Jacky turns him away for the better and sees Janakiyamma, who is the mother of his love interest Jyothi. Jyothi is actually in prison for murder. Ashwathy is drawn to Jacky's life and tries to get his attention by releasing an article stating that the CM is connected with Jacky. With his influence, Sekkarankutty bails others and learns that Jacky had informed the police. Pillai demolishes Jyothi's place, but Jacky threatens him and demands to build those houses. Shekarankutty is enraged, where he kills Lawrence and hits the car which had Jacky and his mother. Jacky's mother dies and Pillai asks Shekharankutty to leave for Dubai with full police protection, but Jacky finds a way to sneak into the airport disguised as a pilot, where he chases Shekharankutty and kills him. Jacky gets arrested and imprisoned on the day of Jyothi's release.

==Cast==

- Mohanlal as Sagar Alias Jacky
- Suresh Gopi as Shekharankutty
- Ambika as Aswathy Varma
- Santhosh as Lawrence, Sagar's Partner and Friend
- Prathapachandran as Chief Minister Inchakattu Ramakrishna Pillai, Shekarankutty's Father
- Urvashi as Jyothi, Sagar's Ex-Lover
- Jagathy Sreekumar as Chanakyan, Sagar, Shekarankutty and Lawrence's Friend
- Sreenath as ASP Jeevan IPS
- Janardhanan as IG Issac Thomas IPS
- Kaviyoor Ponnamma as Meenakshiyamma, Sagar's Mother
- Sukumari as Janakiyamma, Jyothi's Mother
- Adoor Bhasi as Varma, Aswathy's Grandfather
- T. P. Madhavan as CI Pothen
- K. P. A. C. Sunny as Koshy
- Jagadish as Balakrishnan
- Mamukkoya as Kayikka
- Jagannatha Varma as Pillai, Opposition Leader
- Jose as Santhosh, Customs Officer and Jeevan's Brother
- Kollam Thulasi as Police Officer
- Vishnuprakash as George
- Tony as Finance Minister Sethu
- Kollam Ajith as Kasim
- Dr. Jayan as Johny

==Production==
Writer S. N. Swamy got the idea for the film from a photograph featured in an English-language Sunday magazine published from Calcutta. Swami recalled in an interview that it was the time when mafia bosses had a glorified image in the country after the national emergency period in India (1975–1977). That was the time when public began to learn about Bombay-based mafia leaders such as Haji Mastan, Yusuf Patel, Varadarajan Mudaliar among others. The magazine had an article on Mastan and a photograph featuring much respected actor Dilip Kumar and his wife Saira Banu touching Mastan's feet for giving pranāma. It was shocking for Swami, he never imagined a mafia leader would be respected as such. It inspired the plot for Irupatham Noottandu and the character Sagar Alias Jacky. The lengthy climax of the film was shot in a single day. Vipindas was the cinematographer.

==Soundtrack==
The music was composed by Shyam and the lyrics were written by Chunakkara Ramankutty.

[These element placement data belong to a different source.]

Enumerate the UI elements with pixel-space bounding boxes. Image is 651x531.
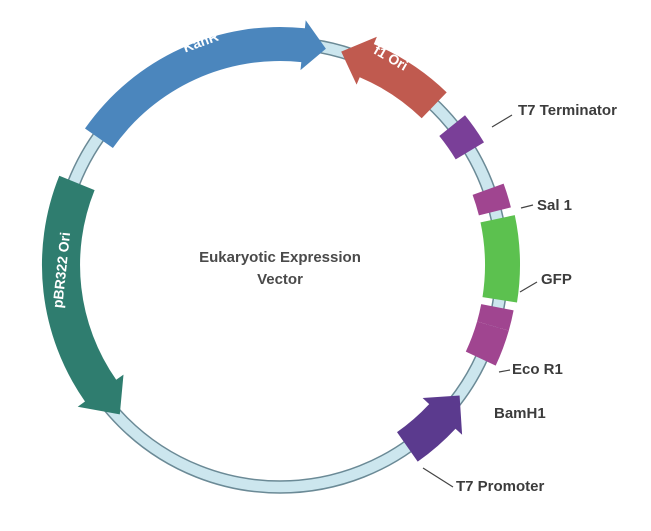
bamh1-label: BamH1 [494, 405, 546, 422]
t7-promoter-arrow [397, 395, 463, 462]
t7-terminator-label: T7 Terminator [518, 102, 617, 119]
ecor1-label: Eco R1 [512, 361, 563, 378]
sal1-site-block [472, 183, 511, 216]
t7-promoter-leader [422, 467, 454, 488]
ecor1-leader [498, 369, 511, 373]
bamh1-site-block [465, 321, 509, 366]
gfp-leader [519, 281, 538, 293]
sal1-label: Sal 1 [537, 197, 572, 214]
pbr322-ori-label: pBR322 Ori [49, 231, 73, 309]
ecor1-site-block [477, 304, 514, 331]
gfp-label: GFP [541, 271, 572, 288]
f1-ori-arrow [341, 36, 447, 119]
t7-terminator-leader [491, 114, 513, 128]
sal1-leader [520, 204, 534, 209]
gfp-gene-block [480, 215, 520, 303]
vector-title-line-1: Eukaryotic Expression [199, 249, 361, 266]
kanr-gene-arrow [85, 20, 326, 148]
t7-promoter-label: T7 Promoter [456, 478, 545, 495]
t7-terminator-block [439, 115, 484, 160]
pbr322-ori-arrow [41, 175, 124, 415]
vector-title-line-2: Vector [257, 271, 303, 288]
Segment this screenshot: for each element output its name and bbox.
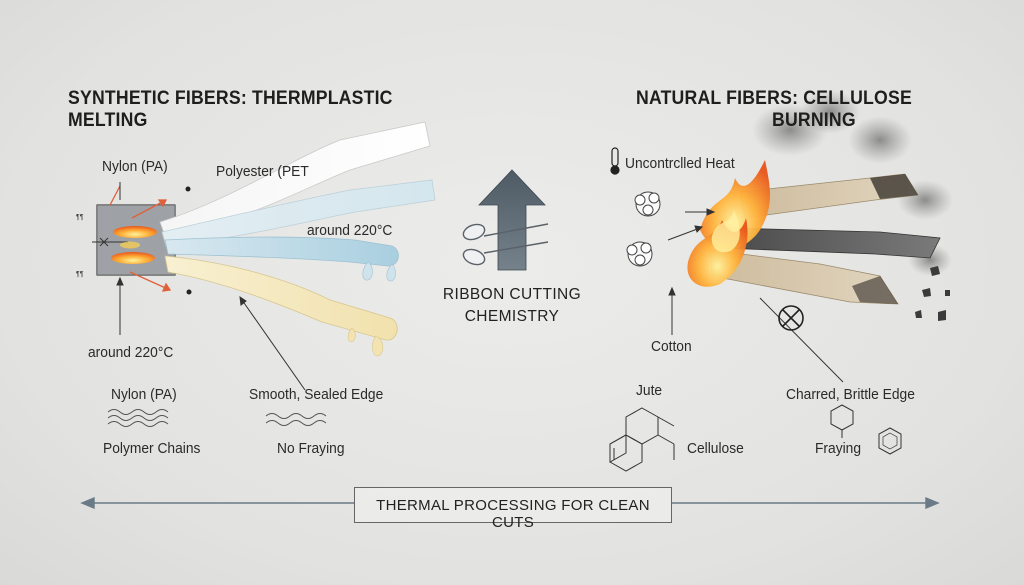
cotton-boll-icon [634,191,661,217]
right-title-line2: BURNING [772,110,856,131]
char-debris [915,266,950,321]
marker-dot [185,186,191,192]
label-temp-right: around 220°C [307,222,393,239]
heat-arrows [109,185,172,292]
svg-text:¶¶: ¶¶ [76,271,84,278]
heated-cutter: ¶¶ ¶¶ [76,204,176,278]
label-nylon-top: Nylon (PA) [102,158,168,175]
bottom-double-arrow [80,496,940,510]
leader-lines-right [667,208,844,383]
cotton-boll-icon [626,241,653,267]
thermometer-icon [610,147,620,175]
cutter-flames [111,226,157,264]
benzene-ring-icon [878,427,902,455]
label-uncontrolled-heat: Uncontrclled Heat [625,155,735,172]
label-jute: Jute [636,382,663,399]
label-no-fraying: No Fraying [277,440,345,457]
hexagon-icon [830,404,854,438]
label-polyester: Polyester (PET [216,163,309,180]
marker-dot [186,289,192,295]
cellulose-structure-icon [609,407,675,472]
label-polymer-chains: Polymer Chains [103,440,201,457]
no-symbol-icon [778,305,804,331]
label-nylon-bottom: Nylon (PA) [111,386,177,403]
label-charred-brittle-edge: Charred, Brittle Edge [786,386,915,403]
sealed-chain-icon [265,413,327,426]
polymer-chain-icon [107,409,169,427]
leader-lines-left [116,182,306,391]
label-cotton: Cotton [651,338,692,355]
label-smooth-sealed-edge: Smooth, Sealed Edge [249,386,384,403]
center-label-line2: CHEMISTRY [464,308,560,325]
center-up-arrow [478,169,546,271]
synthetic-ribbons [159,121,436,357]
label-cellulose: Cellulose [687,440,744,457]
banner-text: THERMAL PROCESSING FOR CLEAN CUTS [376,497,650,531]
label-fraying: Fraying [815,440,862,457]
right-title-line1: NATURAL FIBERS: CELLULOSE [636,88,912,109]
left-title-line1: SYNTHETIC FIBERS: THERMPLASTIC [68,88,393,109]
label-temp-bottom: around 220°C [88,344,174,361]
svg-text:¶¶: ¶¶ [76,214,84,221]
bottom-banner: THERMAL PROCESSING FOR CLEAN CUTS [354,487,672,531]
burning-flames [687,160,770,287]
left-title-line2: MELTING [68,110,148,131]
scissors-icon [462,223,549,266]
center-label-line1: RIBBON CUTTING [442,286,582,303]
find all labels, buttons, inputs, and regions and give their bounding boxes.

| No. | Title | Lyrics | Singer(s) | Length |
|---|---|---|---|---|
| 1. | "Ambarappoo Veedhiyilu" | Chunakkara Ramankutty | K. J. Yesudas |  |

==Box office==
The film was released on May 14, 1987, and grossed ₹2.5 crore with a distributor share of ₹1 crore.

== Sequel ==

The character Sagar/Jacky was introduced again in Sagar Alias Jacky Reloaded directed by Amal Neerad which was released on 26 March 2009. Only the character was adapted, but not a sequel to Irupatham Noottandu.